Es ist ein ewiges Auf und Ab, welches insbesondere auf dem Rückweg gute Kondition erfordert, denn klimatisch wird man von orkanartigen Böen an der Steilküste und stickigen Temperaturen in den Wäldern begleitet. Lange Zeit passiert nicht wirklich viel, hebt sich der Trail doch seinen Höhepunkt für das krachende Finale auf, dass mir unter extremen Winden, fast das iPhone aus der Hand weht. Der markante Felsen Totempole steht wie ein schmaler Pfeiler in der Brandung, ist jedoch aufgrund des Blickwinkels kaum als Einzelfelsen auszumachen.
Dafür muss man wohl aufs Boot wechseln oder ihn gleich selbst besteigen, was im Jahr 1968 das erste Mal gelang. Es gibt wohl kaum einen Ort, an dem man die Naturgewalt aus Wind, Wellen und Felsen so spürt, wie am Cape Hauy und ich bin fast froh, den Aussichtspunkt schnell wieder verlassen zu können.
Old Kempton Distillery
Man steigt am beschaulichen Flughafen in Hobart in den Mietwagen und steuert ohne großes Gedöns auf die einsamen und kurvigen Straßen Tasmaniens. Die Ortschaften sind beschaulich und mit einer Prise britischer Kolonialgeschichte versehen, während die Landschaft von Weinbergen und großen Schaaf- und Rinderfarmen dominiert wird. Wäre es noch etwas grüner, würde man sich sofort in die Naturkulisse Neuseelands hineinversetzt fühlen. Aber dann gäbe es vielleicht nicht so gute Whiskydestillerien, wie zum Beispiel die Old Kempton Distillery, die mich bereits um 10 Uhr morgens zu einer kleinen Whiskyprobe einlädt.
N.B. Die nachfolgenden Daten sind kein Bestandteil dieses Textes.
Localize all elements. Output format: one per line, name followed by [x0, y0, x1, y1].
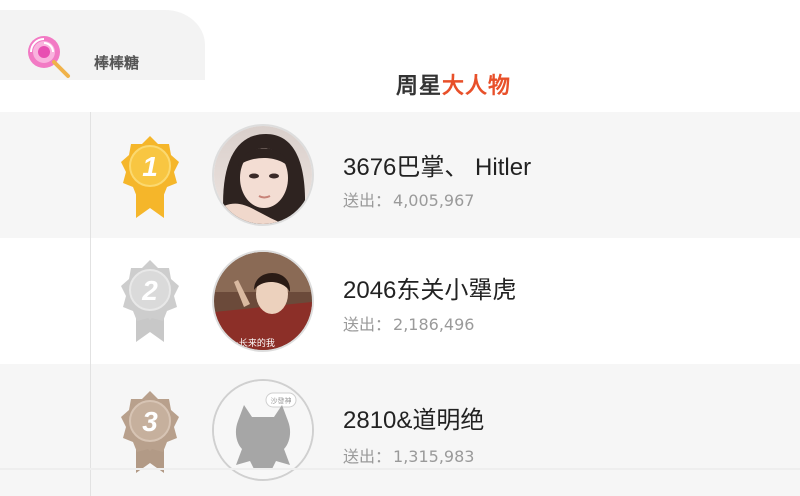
rank-number: 2 — [141, 275, 158, 306]
silver-medal-icon: 2 — [121, 260, 179, 342]
weekly-star-page: 棒棒糖 周星大人物 1 3676巴掌、 Hitler 送出： 4,005,967… — [0, 0, 800, 496]
user-photo: ·长来的我 — [214, 252, 312, 350]
avatar-caption: 沙發神 — [271, 396, 292, 405]
avatar[interactable]: 沙發神 — [212, 379, 314, 481]
gift-tab[interactable]: 棒棒糖 — [0, 10, 205, 80]
lollipop-icon — [28, 36, 70, 78]
divider-bottom — [0, 468, 800, 470]
ranking-list: 1 3676巴掌、 Hitler 送出： 4,005,967 2 ·长来的我 2… — [0, 112, 800, 496]
sent-amount: 送出： 1,315,983 — [343, 443, 474, 467]
user-photo — [214, 126, 312, 224]
avatar[interactable] — [212, 124, 314, 226]
sent-label: 送出： — [343, 447, 392, 466]
sent-value: 2,186,496 — [393, 315, 475, 334]
title-part1: 周星 — [396, 74, 443, 99]
sent-label: 送出： — [343, 191, 392, 210]
rank-number: 1 — [142, 151, 158, 182]
user-name[interactable]: 3676巴掌、 Hitler — [343, 147, 531, 182]
sent-amount: 送出： 2,186,496 — [343, 311, 474, 335]
gift-name: 棒棒糖 — [94, 54, 140, 72]
rank-number: 3 — [142, 406, 158, 437]
ranking-row-2[interactable]: 2 ·长来的我 2046东关小犟虎 送出： 2,186,496 — [0, 238, 800, 364]
avatar[interactable]: ·长来的我 — [212, 250, 314, 352]
sent-value: 1,315,983 — [393, 447, 475, 466]
user-name[interactable]: 2810&道明绝 — [343, 400, 484, 435]
svg-text:·长来的我: ·长来的我 — [236, 337, 275, 349]
bronze-medal-icon: 3 — [121, 391, 179, 473]
default-avatar-icon: 沙發神 — [214, 381, 312, 479]
sent-label: 送出： — [343, 315, 392, 334]
gold-medal-icon: 1 — [121, 136, 179, 218]
ranking-row-1[interactable]: 1 3676巴掌、 Hitler 送出： 4,005,967 — [0, 112, 800, 238]
sent-amount: 送出： 4,005,967 — [343, 187, 474, 211]
sent-value: 4,005,967 — [393, 191, 475, 210]
user-name[interactable]: 2046东关小犟虎 — [343, 270, 516, 305]
page-title: 周星大人物 — [396, 68, 511, 100]
divider-vertical — [90, 112, 91, 496]
ranking-row-3[interactable]: 3 沙發神 2810&道明绝 送出： 1,315,983 — [0, 364, 800, 496]
title-highlight: 大人物 — [442, 74, 512, 99]
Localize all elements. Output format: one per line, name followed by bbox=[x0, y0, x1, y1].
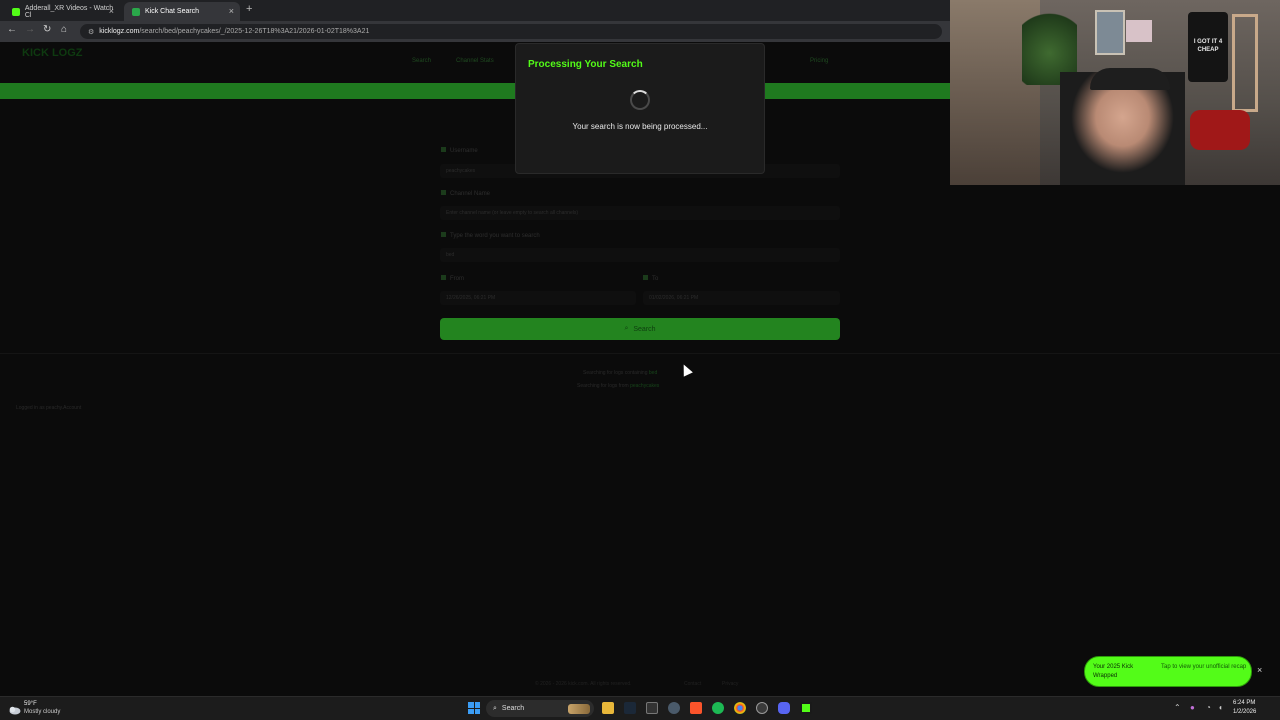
weather-cloud-icon[interactable] bbox=[8, 702, 21, 715]
red-object bbox=[1190, 110, 1250, 150]
taskbar-search-label: Search bbox=[501, 705, 525, 712]
search-button[interactable]: ⌕ Search bbox=[440, 318, 840, 340]
user-icon bbox=[441, 147, 446, 152]
headset bbox=[1090, 68, 1170, 90]
processing-modal: Processing Your Search Your search is no… bbox=[515, 43, 765, 174]
footer-privacy-link[interactable]: Privacy bbox=[722, 681, 738, 687]
footer-copyright: © 2026 - 2026 kick.com. All rights reser… bbox=[535, 681, 632, 687]
shirt-on-wall: I GOT IT 4 CHEAP bbox=[1188, 12, 1228, 82]
search-highlight-icon bbox=[568, 703, 590, 714]
wall-sign bbox=[1126, 20, 1152, 42]
toast-close-icon[interactable]: × bbox=[1257, 665, 1262, 675]
nav-channel-stats[interactable]: Channel Stats bbox=[456, 58, 494, 64]
steam-icon[interactable] bbox=[624, 702, 636, 714]
modal-title: Processing Your Search bbox=[528, 59, 643, 70]
search-icon: ⌕ bbox=[624, 325, 629, 332]
loading-spinner-icon bbox=[630, 90, 650, 110]
kicklogz-favicon-icon bbox=[132, 7, 140, 16]
windows-start-icon[interactable] bbox=[468, 702, 480, 714]
file-explorer-icon[interactable] bbox=[602, 702, 614, 714]
site-logo[interactable]: KICK LOGZ bbox=[22, 48, 83, 59]
divider bbox=[0, 353, 1280, 354]
kick-favicon-icon bbox=[12, 7, 20, 16]
tray-volume-icon[interactable]: ◖ bbox=[1218, 703, 1223, 712]
search-button-label: Search bbox=[633, 325, 656, 333]
channel-label: Channel Name bbox=[441, 190, 490, 197]
calendar-icon bbox=[441, 275, 446, 280]
toast-subtitle: Tap to view your unofficial recap bbox=[1161, 664, 1247, 670]
channel-icon bbox=[441, 190, 446, 195]
weather-temperature[interactable]: 59°F bbox=[24, 701, 37, 707]
taskbar-clock-time[interactable]: 6:24 PM bbox=[1233, 700, 1255, 706]
status-line-keyword: Searching for logs containing bed bbox=[583, 370, 658, 376]
browser-tab-kick-chat-search[interactable]: Kick Chat Search × bbox=[124, 2, 240, 21]
weather-description[interactable]: Mostly cloudy bbox=[24, 709, 60, 715]
webcam-overlay: I GOT IT 4 CHEAP bbox=[950, 0, 1280, 185]
kick-app-icon[interactable] bbox=[800, 702, 812, 714]
forward-icon[interactable]: → bbox=[25, 24, 35, 35]
toast-title: Your 2025 Kick Wrapped bbox=[1093, 664, 1134, 679]
to-date-input[interactable]: 01/02/2026, 06:21 PM bbox=[643, 291, 840, 305]
channel-input[interactable]: Enter channel name (or leave empty to se… bbox=[440, 206, 840, 220]
kick-wrapped-toast[interactable]: Your 2025 Kick Wrapped Tap to view your … bbox=[1084, 656, 1252, 687]
url-path: /search/bed/peachycakes/_/2025-12-26T18%… bbox=[139, 28, 370, 35]
keyword-input[interactable]: bed bbox=[440, 248, 840, 262]
announcement-bar bbox=[0, 83, 950, 99]
back-icon[interactable]: ← bbox=[7, 24, 17, 35]
reload-icon[interactable]: ↻ bbox=[43, 24, 51, 35]
tray-network-icon[interactable]: ◔ bbox=[1206, 703, 1211, 712]
tab-title: Adderall_XR Videos - Watch Cl bbox=[24, 4, 114, 19]
taskbar-search-box[interactable]: ⌕ Search bbox=[486, 700, 594, 717]
footer-contact-link[interactable]: Contact bbox=[684, 681, 701, 687]
brave-browser-icon[interactable] bbox=[690, 702, 702, 714]
browser-toolbar: ← → ↻ ⌂ ⚙ kicklogz.com /search/bed/peach… bbox=[0, 21, 950, 42]
search-term-icon bbox=[441, 232, 446, 237]
tab-title: Kick Chat Search bbox=[145, 8, 200, 15]
search-icon: ⌕ bbox=[493, 704, 497, 712]
windows-taskbar: 59°F Mostly cloudy ⌕ Search ⌃ ● ◔ ◖ 6:24… bbox=[0, 696, 1280, 720]
side-note: Logged in as peachy.Account bbox=[16, 405, 82, 411]
nav-pricing[interactable]: Pricing bbox=[810, 58, 828, 64]
nav-search[interactable]: Search bbox=[412, 58, 431, 64]
from-label: From bbox=[441, 275, 464, 282]
mirror-frame bbox=[1232, 14, 1258, 112]
address-bar[interactable]: ⚙ kicklogz.com /search/bed/peachycakes/_… bbox=[80, 24, 942, 39]
to-label: To bbox=[643, 275, 658, 282]
spotify-icon[interactable] bbox=[712, 702, 724, 714]
discord-icon[interactable] bbox=[778, 702, 790, 714]
tab-bar: Adderall_XR Videos - Watch Cl × Kick Cha… bbox=[0, 0, 950, 21]
home-icon[interactable]: ⌂ bbox=[61, 24, 67, 35]
url-host: kicklogz.com bbox=[99, 28, 140, 35]
username-label: Username bbox=[441, 147, 478, 154]
taskbar-clock-date[interactable]: 1/2/2026 bbox=[1233, 709, 1256, 715]
wall-poster bbox=[1095, 10, 1125, 55]
tab-close-icon[interactable]: × bbox=[229, 6, 234, 16]
chrome-icon[interactable] bbox=[734, 702, 746, 714]
terminal-icon[interactable] bbox=[646, 702, 658, 714]
tray-mic-icon[interactable]: ● bbox=[1190, 703, 1195, 712]
status-line-user: Searching for logs from peachycakes bbox=[577, 383, 660, 389]
tray-chevron-up-icon[interactable]: ⌃ bbox=[1174, 703, 1181, 712]
browser-tab-videos[interactable]: Adderall_XR Videos - Watch Cl × bbox=[4, 2, 120, 21]
new-tab-icon[interactable]: + bbox=[246, 3, 252, 15]
modal-message: Your search is now being processed... bbox=[572, 122, 708, 131]
settings-gear-icon[interactable] bbox=[668, 702, 680, 714]
obs-icon[interactable] bbox=[756, 702, 768, 714]
site-info-icon[interactable]: ⚙ bbox=[88, 28, 94, 36]
calendar-icon bbox=[643, 275, 648, 280]
keyword-label: Type the word you want to search bbox=[441, 232, 540, 239]
from-date-input[interactable]: 12/26/2025, 06:21 PM bbox=[440, 291, 636, 305]
tab-close-icon[interactable]: × bbox=[109, 6, 114, 16]
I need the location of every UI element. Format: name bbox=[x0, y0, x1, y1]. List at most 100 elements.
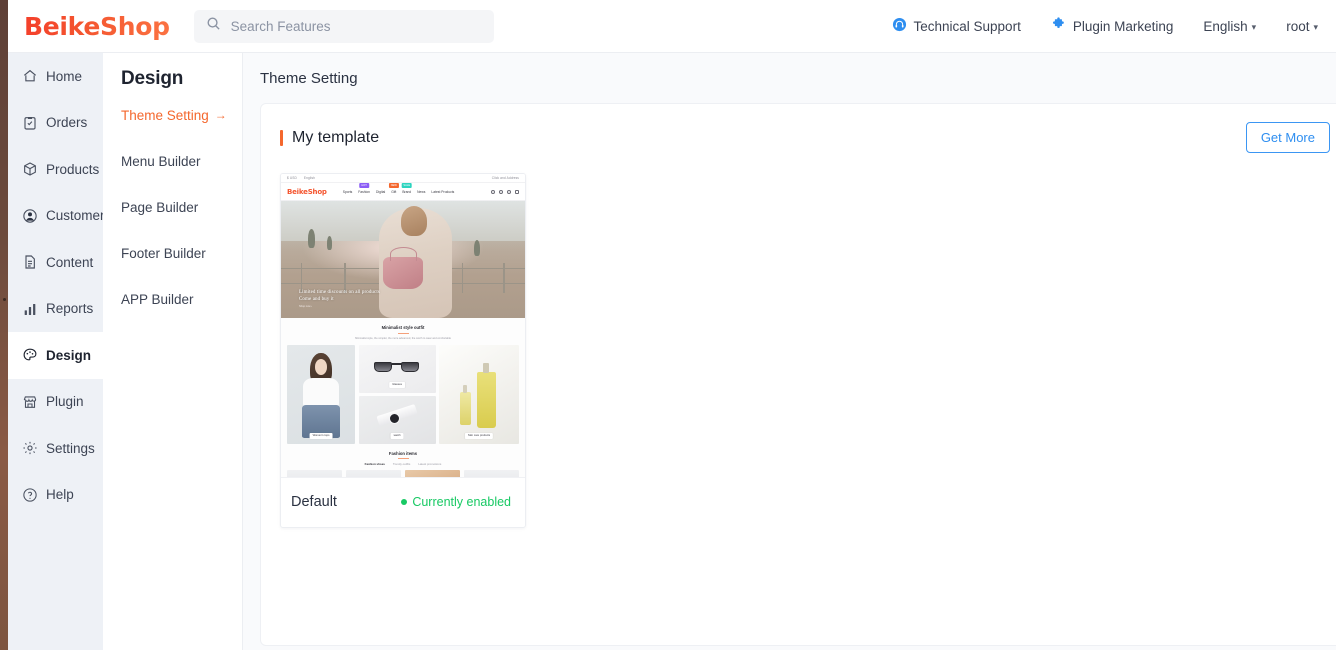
hero-fence-post bbox=[503, 263, 505, 294]
sidebar-item-design[interactable]: Design bbox=[8, 332, 103, 379]
app-root: BeikeShop Technical Suppo bbox=[0, 0, 1336, 650]
subnav-item-menu-builder[interactable]: Menu Builder bbox=[103, 140, 242, 182]
preview-nav-badge: HOT bbox=[359, 182, 369, 188]
sidebar-item-plugin[interactable]: Plugin bbox=[8, 379, 103, 426]
store-icon bbox=[23, 396, 37, 408]
preview-nav: Sports HOT Fashion Digital NEW Gift SALE Br… bbox=[342, 182, 454, 194]
sidebar-label-settings: Settings bbox=[46, 440, 95, 456]
plugin-marketing-label: Plugin Marketing bbox=[1072, 18, 1174, 34]
language-selector[interactable]: English ▾ bbox=[1203, 19, 1256, 34]
subnav-label-theme-setting: Theme Setting bbox=[121, 107, 209, 123]
plugin-marketing-link[interactable]: Plugin Marketing bbox=[1051, 17, 1174, 35]
preview-product-card bbox=[345, 470, 402, 477]
subnav-label-footer-builder: Footer Builder bbox=[121, 245, 206, 261]
preview-nav-item: SALE Brand bbox=[401, 182, 413, 194]
get-more-button[interactable]: Get More bbox=[1245, 122, 1330, 153]
preview-product-card bbox=[463, 470, 519, 477]
preview-logo: BeikeShop bbox=[287, 187, 327, 196]
chevron-down-icon: ▾ bbox=[1251, 21, 1257, 32]
sidebar-item-products[interactable]: Products bbox=[8, 146, 103, 193]
arrow-right-icon: → bbox=[214, 108, 227, 122]
preview-nav-item: Digital bbox=[376, 189, 386, 194]
preview-nav-item: News bbox=[417, 189, 426, 194]
page-title: Theme Setting bbox=[260, 70, 358, 87]
subnav-label-app-builder: APP Builder bbox=[121, 291, 194, 307]
template-thumbnail[interactable]: $ USD English Click and Address BeikeSho… bbox=[281, 174, 525, 478]
template-card-footer: Default Currently enabled bbox=[281, 478, 525, 526]
preview-nav-item: HOT Fashion bbox=[358, 182, 371, 194]
subnav-item-footer-builder[interactable]: Footer Builder bbox=[103, 232, 242, 274]
subnav-label-page-builder: Page Builder bbox=[121, 199, 199, 215]
template-name: Default bbox=[291, 494, 337, 510]
sidebar-item-content[interactable]: Content bbox=[8, 239, 103, 286]
subnav-item-theme-setting[interactable]: Theme Setting → bbox=[103, 94, 242, 136]
status-badge: Currently enabled bbox=[401, 495, 515, 509]
sidebar-item-help[interactable]: Help bbox=[8, 472, 103, 519]
preview-tile-column: Glasses watch bbox=[358, 344, 436, 444]
preview-tile-womens-tops: Women's tops bbox=[287, 344, 356, 444]
secondary-nav: Design Theme Setting → Menu Builder Page… bbox=[103, 53, 243, 650]
accent-bar bbox=[280, 129, 283, 146]
search-input[interactable] bbox=[230, 18, 482, 34]
hero-tree bbox=[473, 239, 480, 256]
question-circle-icon bbox=[23, 488, 37, 502]
preview-hero-banner: Limited time discounts on all products C… bbox=[281, 200, 525, 318]
template-card-default[interactable]: $ USD English Click and Address BeikeSho… bbox=[280, 173, 526, 528]
preview-currency: $ USD bbox=[287, 176, 297, 180]
preview-header: BeikeShop Sports HOT Fashion Digital NEW G… bbox=[281, 182, 525, 200]
preview-nav-badge: NEW bbox=[388, 182, 399, 188]
primary-sidebar: Home Orders Products Customers Content R… bbox=[8, 53, 111, 650]
top-bar: BeikeShop Technical Suppo bbox=[8, 0, 1336, 53]
chevron-down-icon: ▾ bbox=[1313, 21, 1318, 32]
preview-section2-rule bbox=[397, 458, 409, 459]
preview-tab: Fashion shoes bbox=[364, 462, 385, 466]
preview-nav-item: Sports bbox=[342, 189, 353, 194]
preview-product-card bbox=[404, 470, 461, 477]
preview-language: English bbox=[303, 176, 316, 180]
preview-tile-caption: watch bbox=[390, 432, 404, 439]
hero-text-block: Limited time discounts on all products C… bbox=[299, 289, 475, 308]
preview-nav-badge: SALE bbox=[401, 182, 413, 188]
sidebar-label-design: Design bbox=[46, 347, 92, 363]
card-title: My template bbox=[292, 128, 380, 146]
sidebar-item-settings[interactable]: Settings bbox=[8, 425, 103, 472]
sidebar-label-orders: Orders bbox=[46, 115, 88, 131]
hero-line-3: Shop now › bbox=[299, 305, 313, 308]
preview-tab: Latest promotions bbox=[418, 462, 442, 466]
app-logo[interactable]: BeikeShop bbox=[24, 12, 170, 41]
preview-tabs: Fashion shoes Trendy outfits Latest prom… bbox=[287, 462, 519, 466]
user-menu-label: root bbox=[1286, 18, 1310, 34]
sidebar-label-products: Products bbox=[46, 161, 100, 177]
technical-support-link[interactable]: Technical Support bbox=[892, 17, 1021, 35]
status-label: Currently enabled bbox=[412, 495, 511, 509]
preview-section2-title: Fashion items bbox=[388, 450, 418, 456]
subnav-item-app-builder[interactable]: APP Builder bbox=[103, 278, 242, 320]
sidebar-item-home[interactable]: Home bbox=[8, 53, 103, 100]
preview-section-fashion: Fashion items Fashion shoes Trendy outfi… bbox=[281, 443, 525, 477]
preview-cart-icon bbox=[515, 189, 519, 194]
preview-tile-caption: Skin care products bbox=[464, 432, 494, 439]
sidebar-label-customers: Customers bbox=[46, 208, 112, 224]
sidebar-label-content: Content bbox=[46, 254, 94, 270]
sidebar-label-plugin: Plugin bbox=[46, 394, 84, 410]
bar-chart-icon bbox=[24, 303, 36, 315]
subnav-item-page-builder[interactable]: Page Builder bbox=[103, 186, 242, 228]
sidebar-item-orders[interactable]: Orders bbox=[8, 100, 103, 147]
preview-nav-item: NEW Gift bbox=[388, 182, 399, 194]
preview-tile-caption: Glasses bbox=[389, 381, 405, 388]
preview-tile-watch: watch bbox=[358, 396, 436, 444]
hero-backpack bbox=[383, 247, 423, 289]
search-box[interactable] bbox=[193, 9, 494, 43]
preview-tab: Trendy outfits bbox=[392, 462, 411, 466]
palette-icon bbox=[23, 348, 37, 361]
clipboard-icon bbox=[24, 116, 36, 130]
sidebar-label-home: Home bbox=[46, 68, 83, 84]
preview-header-icons bbox=[491, 189, 519, 194]
box-icon bbox=[24, 162, 36, 176]
user-menu[interactable]: root ▾ bbox=[1286, 19, 1318, 34]
preview-tile-skincare: Skin care products bbox=[439, 344, 519, 444]
sidebar-item-reports[interactable]: Reports bbox=[8, 286, 103, 333]
preview-wishlist-icon bbox=[499, 189, 503, 194]
preview-tile-grid: Women's tops Glasses watch Skin care pro… bbox=[287, 344, 519, 444]
sidebar-item-customers[interactable]: Customers bbox=[8, 193, 111, 240]
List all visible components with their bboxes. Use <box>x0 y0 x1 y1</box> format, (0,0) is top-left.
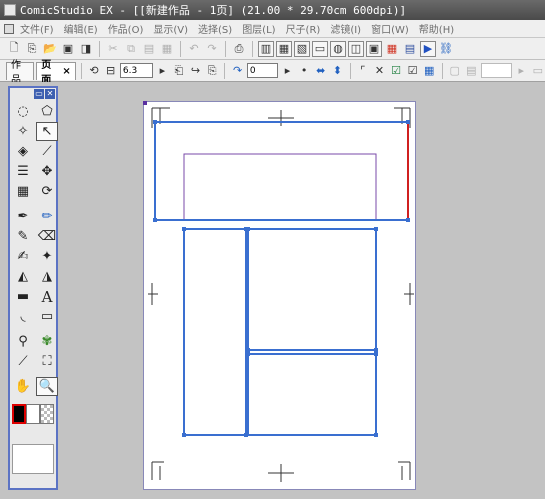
fill-select-icon[interactable]: ◈ <box>12 142 34 161</box>
blur-icon[interactable]: ✦ <box>36 247 58 266</box>
brush-icon[interactable]: ✍ <box>12 247 34 266</box>
palette-preview <box>12 444 54 474</box>
stamp-icon[interactable]: ⛶ <box>36 352 58 371</box>
page-guides-and-frames <box>143 101 414 482</box>
tone-brush-icon[interactable]: ✾ <box>36 332 58 351</box>
transparent-color-swatch[interactable] <box>40 404 54 424</box>
marker-icon[interactable]: ✎ <box>12 227 34 246</box>
pointer-icon[interactable]: ↖ <box>36 122 58 141</box>
tool-palette[interactable]: ▭ ✕ ◌ ⬠ ✧ ↖ ◈ ⟋ ☰ ✥ ▦ ⟳ ✒ ✏ ✎ ⌫ ✍ ✦ ◭ ◮ … <box>8 86 58 490</box>
curve-icon[interactable]: ◟ <box>12 307 34 326</box>
hand-icon[interactable]: ✋ <box>12 377 34 396</box>
text-icon[interactable]: A <box>36 287 58 306</box>
eraser-icon[interactable]: ⌫ <box>36 227 58 246</box>
rect-icon[interactable]: ▭ <box>36 307 58 326</box>
tone-icon[interactable]: ⚲ <box>12 332 34 351</box>
fill-alt-icon[interactable]: ◮ <box>36 267 58 286</box>
palette-minimize-icon[interactable]: ▭ <box>34 89 44 99</box>
gradient-icon[interactable]: ▬ <box>12 287 34 306</box>
sub-color-swatch[interactable] <box>26 404 40 424</box>
layer-move-icon[interactable]: ☰ <box>12 162 34 181</box>
frame-ruler-icon[interactable]: ▦ <box>12 182 34 201</box>
zoom-icon[interactable]: 🔍 <box>36 377 58 396</box>
palette-close-icon[interactable]: ✕ <box>45 89 55 99</box>
magic-wand-icon[interactable]: ✧ <box>12 122 34 141</box>
main-color-swatch[interactable] <box>12 404 26 424</box>
polygon-select-icon[interactable]: ⬠ <box>36 102 58 121</box>
palette-header: ▭ ✕ <box>10 88 56 100</box>
pen-icon[interactable]: ✒ <box>12 207 34 226</box>
color-swatches <box>12 404 54 424</box>
fill-icon[interactable]: ◭ <box>12 267 34 286</box>
pencil-icon[interactable]: ✏ <box>36 207 58 226</box>
move-icon[interactable]: ✥ <box>36 162 58 181</box>
eyedropper-icon[interactable]: ⟋ <box>36 142 58 161</box>
lasso-select-icon[interactable]: ◌ <box>12 102 34 121</box>
pattern-brush-icon[interactable]: ⟋ <box>12 352 34 371</box>
rotate-icon[interactable]: ⟳ <box>36 182 58 201</box>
Und nachdem der Schluck ordentlich in der Kehle brennt, verlangt es förmlich nach dem Big Breakfast, wo es mit Whisky in Form der Barbecue Sauce gleich munter weiter geht. Es gibt Spiegeleier, Bacon, Würstel, Toast und frische Champignons, die im weiteren Reiseverlauf ihresgleichen suchen werden und allein schon den Besuch wert sind. Immer abgeschmeckt mit der berühmten Whisky-Barbecue-Sauce von Old Kempton, die jetzt in meinem Koffer mit mir zurück nach Deutschland fliegt.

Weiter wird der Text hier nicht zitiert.